Remember how viciously the GOP and the media (including Tim Russert on 4/18) bashed John Kerry for saying “foreign leaders” supported him? Bush actually conspired with Saudi Arabia to manipulate the election! This is a huge illegal foreign campaign contribution – and one MORE impeachable offense! Bush is a corrupt thief!

Jim Heloniski Alpine NJ

What is to be done?

At the peace march in Augusta, Maine, I was given the March 20-26 edition of People’s Weekly World. I read it and found [Communist Party USA chair] Sam Webb’s “War, capitalism, and George W. Bush” interesting.

It calls for “constructing a socialist society, in which the drive to accumulate capital and maximize profits … is completely absent.”

For some time, I have been asking my friends who – like you – detest Bush and want peace. What is to be done? (I’ve always liked Lenin’s title.) Or, as Marx has on his tombstone, “Philosophers have only interpreted the world differently. It comes down to changing it.” So what’s the plan? I checked the CPUSA website. The main article states only that socialism will emerge when a majority of U.S. citizens want it. But how do you plan to get there?

How do you overcome the legacy of state socialism? I lived for some time in the German Democratic Republic, which had a lot going for it in terms of common humanity, but where the majority voted to become capitalist right away.

The first steps are a plan to do away with crony capitalism. These steps consist of diminishing the power of corporations, taking away their right to citizenship, and placing back under the control of the people, whose laws created them. That’ll take more than my lifetime, or yours, and let the active people of the next generation decide the next step.

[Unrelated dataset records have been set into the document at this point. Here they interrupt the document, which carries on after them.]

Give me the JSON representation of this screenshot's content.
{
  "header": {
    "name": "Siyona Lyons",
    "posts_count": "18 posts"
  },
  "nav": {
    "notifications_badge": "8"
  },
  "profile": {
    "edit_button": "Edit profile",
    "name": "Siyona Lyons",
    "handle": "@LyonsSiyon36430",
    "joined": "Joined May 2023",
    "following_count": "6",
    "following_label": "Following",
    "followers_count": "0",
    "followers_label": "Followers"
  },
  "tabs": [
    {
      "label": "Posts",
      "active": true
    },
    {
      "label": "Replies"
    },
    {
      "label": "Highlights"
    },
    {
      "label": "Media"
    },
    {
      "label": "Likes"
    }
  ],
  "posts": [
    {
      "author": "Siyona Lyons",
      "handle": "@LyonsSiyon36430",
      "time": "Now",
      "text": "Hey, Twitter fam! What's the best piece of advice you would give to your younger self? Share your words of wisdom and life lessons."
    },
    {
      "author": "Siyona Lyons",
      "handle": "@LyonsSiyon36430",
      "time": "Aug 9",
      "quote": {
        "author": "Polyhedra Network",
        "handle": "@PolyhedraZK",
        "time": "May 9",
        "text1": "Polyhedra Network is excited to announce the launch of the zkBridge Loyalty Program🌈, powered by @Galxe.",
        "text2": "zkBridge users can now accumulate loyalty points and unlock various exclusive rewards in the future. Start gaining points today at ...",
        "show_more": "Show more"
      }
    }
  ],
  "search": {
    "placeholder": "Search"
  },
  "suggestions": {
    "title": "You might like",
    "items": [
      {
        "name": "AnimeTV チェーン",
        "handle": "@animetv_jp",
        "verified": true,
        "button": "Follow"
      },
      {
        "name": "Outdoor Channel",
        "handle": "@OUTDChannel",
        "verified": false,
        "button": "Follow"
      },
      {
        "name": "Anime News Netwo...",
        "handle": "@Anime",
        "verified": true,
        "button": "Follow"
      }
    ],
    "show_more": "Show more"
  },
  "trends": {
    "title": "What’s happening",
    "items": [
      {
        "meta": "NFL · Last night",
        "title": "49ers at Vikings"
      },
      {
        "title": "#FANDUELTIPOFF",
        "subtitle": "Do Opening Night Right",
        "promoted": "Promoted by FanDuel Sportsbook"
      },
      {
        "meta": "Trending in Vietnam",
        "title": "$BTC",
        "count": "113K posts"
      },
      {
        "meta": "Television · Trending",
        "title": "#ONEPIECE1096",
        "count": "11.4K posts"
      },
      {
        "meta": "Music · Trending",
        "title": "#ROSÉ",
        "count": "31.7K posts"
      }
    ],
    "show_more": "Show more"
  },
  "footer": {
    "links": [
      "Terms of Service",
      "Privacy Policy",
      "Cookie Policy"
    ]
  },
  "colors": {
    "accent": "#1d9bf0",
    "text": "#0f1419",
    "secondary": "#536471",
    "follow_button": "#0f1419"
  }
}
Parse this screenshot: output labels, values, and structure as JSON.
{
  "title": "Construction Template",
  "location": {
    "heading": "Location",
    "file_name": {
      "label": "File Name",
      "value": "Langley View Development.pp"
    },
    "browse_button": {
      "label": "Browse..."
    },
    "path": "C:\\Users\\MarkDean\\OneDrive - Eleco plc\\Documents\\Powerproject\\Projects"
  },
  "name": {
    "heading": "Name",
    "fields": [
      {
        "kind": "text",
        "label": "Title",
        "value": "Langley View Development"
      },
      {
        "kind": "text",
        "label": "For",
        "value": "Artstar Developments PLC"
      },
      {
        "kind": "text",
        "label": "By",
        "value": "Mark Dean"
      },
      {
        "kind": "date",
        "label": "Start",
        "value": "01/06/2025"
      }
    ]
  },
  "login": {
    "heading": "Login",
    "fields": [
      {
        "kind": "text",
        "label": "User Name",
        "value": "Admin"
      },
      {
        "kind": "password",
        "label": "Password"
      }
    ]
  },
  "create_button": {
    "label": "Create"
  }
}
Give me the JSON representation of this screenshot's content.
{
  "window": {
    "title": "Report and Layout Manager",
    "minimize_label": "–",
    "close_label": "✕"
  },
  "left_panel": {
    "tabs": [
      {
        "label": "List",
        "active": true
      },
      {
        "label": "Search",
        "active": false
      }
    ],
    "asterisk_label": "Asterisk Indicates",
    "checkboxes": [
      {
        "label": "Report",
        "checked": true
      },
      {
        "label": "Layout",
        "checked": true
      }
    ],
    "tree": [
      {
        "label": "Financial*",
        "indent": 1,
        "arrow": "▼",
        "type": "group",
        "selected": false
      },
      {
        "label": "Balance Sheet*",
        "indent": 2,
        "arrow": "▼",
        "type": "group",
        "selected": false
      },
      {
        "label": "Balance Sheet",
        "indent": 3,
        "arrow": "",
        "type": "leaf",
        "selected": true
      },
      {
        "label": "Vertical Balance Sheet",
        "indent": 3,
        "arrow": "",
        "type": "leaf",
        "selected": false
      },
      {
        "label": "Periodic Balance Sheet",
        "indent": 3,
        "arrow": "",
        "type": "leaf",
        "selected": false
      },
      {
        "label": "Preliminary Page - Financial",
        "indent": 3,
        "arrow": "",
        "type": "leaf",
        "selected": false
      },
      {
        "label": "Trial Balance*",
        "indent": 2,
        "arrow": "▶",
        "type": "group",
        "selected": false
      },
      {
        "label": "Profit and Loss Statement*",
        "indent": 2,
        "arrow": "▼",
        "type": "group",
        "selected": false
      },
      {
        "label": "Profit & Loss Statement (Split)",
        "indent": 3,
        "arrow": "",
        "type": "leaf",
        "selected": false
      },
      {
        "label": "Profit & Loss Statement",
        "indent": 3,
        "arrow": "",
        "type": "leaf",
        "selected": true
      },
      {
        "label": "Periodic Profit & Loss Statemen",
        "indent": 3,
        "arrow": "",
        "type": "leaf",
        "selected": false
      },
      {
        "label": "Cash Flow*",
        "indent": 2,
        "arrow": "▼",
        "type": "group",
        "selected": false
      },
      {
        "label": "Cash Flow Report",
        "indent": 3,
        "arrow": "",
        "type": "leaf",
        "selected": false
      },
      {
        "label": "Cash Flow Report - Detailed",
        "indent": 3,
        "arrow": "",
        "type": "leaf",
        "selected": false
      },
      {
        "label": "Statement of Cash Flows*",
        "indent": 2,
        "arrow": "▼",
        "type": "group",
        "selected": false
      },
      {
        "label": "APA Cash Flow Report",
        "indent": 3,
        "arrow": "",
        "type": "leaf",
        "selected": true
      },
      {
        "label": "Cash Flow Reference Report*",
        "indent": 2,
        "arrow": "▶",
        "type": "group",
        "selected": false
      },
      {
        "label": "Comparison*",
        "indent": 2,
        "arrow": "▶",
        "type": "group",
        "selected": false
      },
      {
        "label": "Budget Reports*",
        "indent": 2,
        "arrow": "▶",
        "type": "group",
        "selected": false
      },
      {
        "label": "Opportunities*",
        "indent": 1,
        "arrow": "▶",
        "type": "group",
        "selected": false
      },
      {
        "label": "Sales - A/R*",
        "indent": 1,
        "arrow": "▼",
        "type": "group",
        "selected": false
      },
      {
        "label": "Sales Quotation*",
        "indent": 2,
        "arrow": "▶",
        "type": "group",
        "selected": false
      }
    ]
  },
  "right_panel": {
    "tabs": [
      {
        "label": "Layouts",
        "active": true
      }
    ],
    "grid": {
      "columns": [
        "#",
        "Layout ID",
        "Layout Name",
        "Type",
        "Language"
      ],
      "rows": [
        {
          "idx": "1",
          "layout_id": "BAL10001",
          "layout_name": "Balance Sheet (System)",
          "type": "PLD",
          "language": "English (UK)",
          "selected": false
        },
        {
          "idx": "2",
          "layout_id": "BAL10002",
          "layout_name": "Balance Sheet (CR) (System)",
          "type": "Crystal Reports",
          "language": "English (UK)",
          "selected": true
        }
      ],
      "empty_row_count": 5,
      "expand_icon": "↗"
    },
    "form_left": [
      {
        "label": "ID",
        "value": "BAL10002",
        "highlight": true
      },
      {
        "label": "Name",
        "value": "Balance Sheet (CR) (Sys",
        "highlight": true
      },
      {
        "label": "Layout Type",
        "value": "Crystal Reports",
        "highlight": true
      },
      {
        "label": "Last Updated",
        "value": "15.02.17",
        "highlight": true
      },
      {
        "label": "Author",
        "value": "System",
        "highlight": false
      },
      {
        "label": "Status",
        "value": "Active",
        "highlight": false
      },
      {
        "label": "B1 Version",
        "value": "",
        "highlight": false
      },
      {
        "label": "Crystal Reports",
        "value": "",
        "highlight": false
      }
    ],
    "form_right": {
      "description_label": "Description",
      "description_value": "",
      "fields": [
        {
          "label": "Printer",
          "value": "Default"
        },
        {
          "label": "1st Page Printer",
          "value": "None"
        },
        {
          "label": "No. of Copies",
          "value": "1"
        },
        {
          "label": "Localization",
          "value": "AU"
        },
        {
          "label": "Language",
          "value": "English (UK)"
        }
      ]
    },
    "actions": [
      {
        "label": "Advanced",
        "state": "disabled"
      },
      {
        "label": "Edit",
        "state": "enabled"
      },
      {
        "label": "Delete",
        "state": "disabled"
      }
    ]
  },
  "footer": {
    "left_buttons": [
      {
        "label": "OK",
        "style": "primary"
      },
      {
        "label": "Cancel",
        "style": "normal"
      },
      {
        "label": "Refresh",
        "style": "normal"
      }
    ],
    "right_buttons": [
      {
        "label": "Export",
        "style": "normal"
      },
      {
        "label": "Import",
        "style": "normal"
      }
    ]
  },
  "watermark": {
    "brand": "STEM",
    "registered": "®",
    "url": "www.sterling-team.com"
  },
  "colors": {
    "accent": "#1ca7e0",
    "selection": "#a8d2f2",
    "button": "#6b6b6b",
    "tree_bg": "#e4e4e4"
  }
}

Chop HardenberghYarmouth ME
Hardenbergh is editor of the weekly newsletter Atlantic Northeast Rails & Ports.

Author’s reply: Your last paragraph captures succinctly our view regarding the transition to socialism. We don’t believe that there is a direct and straightforward path to a socialist society. Rather it goes through different phases and stages.

In our view the immediate task is to defeat Bush and his gang at the ballot box in November. They represent the most reactionary section of transnational corporate capital.

In so doing, the stage will be set for a broader struggle against corporate domination of economic and political life of our country, thereby bringing us closer to, but not necessarily to the doorstep of socialism. In the best of circumstances the struggle for socialism is a very protracted and complex process, a fact that we have not always appreciated.

Don’t forget NDI

I welcomed the March 13 piece by Arizona peace activist James Jordan exposing the subversive, antidemocratic role of the National Republican Institute for International Affairs (NRI) in Haiti. NRI is a creature of its parent, The National Endowment for Democracy (NED). My only complaint is that we ought to read more in these pages about NRI’s even more evil twin, the National Democratic Institute for International Affairs (NDI). NDI is politically far more destructive than NRI, for NDI subverts and turns inside out the politics of many trade unions and people’s movements, whereas NRI merely makes “Third World” rightists better funded.